Any help would really be appreciated.


----------



## firemedic (Dec 26, 2010)

I suggest putting pictures up. Hand tools vary radically in price based on brand, model and condition.

There are quite a few collectors and users here that would likely be able to price them.

~tom ...it's better to remain silent and be thought a fool than to open one's mouth and remove all doubt...


----------



## sawdustfactory (Jan 30, 2011)

Pics do help, but generaly for used tools about 1/3 to 1/4 of new price, depending upon condition.


----------



## Taylormade (Feb 3, 2011)

One of the first things I'd do is find out what they're selling for elsewhere. If you're wanting quick cash, Craigslist is the way to go.
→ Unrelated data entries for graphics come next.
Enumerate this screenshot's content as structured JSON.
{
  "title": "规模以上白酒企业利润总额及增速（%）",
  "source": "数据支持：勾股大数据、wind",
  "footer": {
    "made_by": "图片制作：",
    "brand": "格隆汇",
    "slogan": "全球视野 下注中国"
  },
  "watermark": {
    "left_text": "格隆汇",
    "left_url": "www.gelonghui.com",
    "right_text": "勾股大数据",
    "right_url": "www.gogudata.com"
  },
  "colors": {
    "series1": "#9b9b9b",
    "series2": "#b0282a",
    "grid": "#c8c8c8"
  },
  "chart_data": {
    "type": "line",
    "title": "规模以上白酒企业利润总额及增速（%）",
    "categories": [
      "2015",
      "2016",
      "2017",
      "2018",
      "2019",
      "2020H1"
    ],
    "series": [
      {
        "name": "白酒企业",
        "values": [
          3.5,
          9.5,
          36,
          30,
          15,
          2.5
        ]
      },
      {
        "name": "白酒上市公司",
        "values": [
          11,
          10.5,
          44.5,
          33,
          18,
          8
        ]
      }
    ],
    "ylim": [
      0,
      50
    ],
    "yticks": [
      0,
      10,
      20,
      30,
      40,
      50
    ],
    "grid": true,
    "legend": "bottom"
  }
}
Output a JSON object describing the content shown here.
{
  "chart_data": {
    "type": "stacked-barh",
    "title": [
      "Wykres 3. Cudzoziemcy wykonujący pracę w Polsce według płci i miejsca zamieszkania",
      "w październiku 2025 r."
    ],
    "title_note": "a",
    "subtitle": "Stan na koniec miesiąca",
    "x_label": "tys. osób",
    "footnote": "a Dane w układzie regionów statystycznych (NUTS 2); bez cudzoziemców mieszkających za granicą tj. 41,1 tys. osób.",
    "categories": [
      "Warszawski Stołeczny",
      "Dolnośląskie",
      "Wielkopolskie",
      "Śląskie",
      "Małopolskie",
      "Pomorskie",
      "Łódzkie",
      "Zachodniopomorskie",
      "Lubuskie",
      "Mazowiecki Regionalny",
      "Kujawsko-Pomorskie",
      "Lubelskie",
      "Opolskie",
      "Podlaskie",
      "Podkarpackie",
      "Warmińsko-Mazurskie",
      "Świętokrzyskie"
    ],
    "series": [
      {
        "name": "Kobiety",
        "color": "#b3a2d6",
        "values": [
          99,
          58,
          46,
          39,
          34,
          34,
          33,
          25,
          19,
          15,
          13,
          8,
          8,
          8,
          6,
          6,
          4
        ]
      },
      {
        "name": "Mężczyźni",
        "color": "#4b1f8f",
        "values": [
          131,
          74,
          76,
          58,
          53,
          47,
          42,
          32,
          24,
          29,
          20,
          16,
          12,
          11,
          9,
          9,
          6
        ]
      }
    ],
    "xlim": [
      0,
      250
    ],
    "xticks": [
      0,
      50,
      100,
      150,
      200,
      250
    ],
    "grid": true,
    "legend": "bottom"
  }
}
Write down all the manufacturers and model numbers and go to google and search them along with Craigslist, i.e "Delta Model 10 Contractor's Saw Craigslist"

That will bring up a bunch of listings from various craigslists around the country so you can at least get a feel for what people are charging for them. Then mark them up about $20 because everyone on Craigslist expects to haggle you down.

If you're going to sell on CL, the best piece of advice I can give you is to take GOOD pics of the merchandise and host them somewhere else so you're not limited to the small pics they give you for free.


----------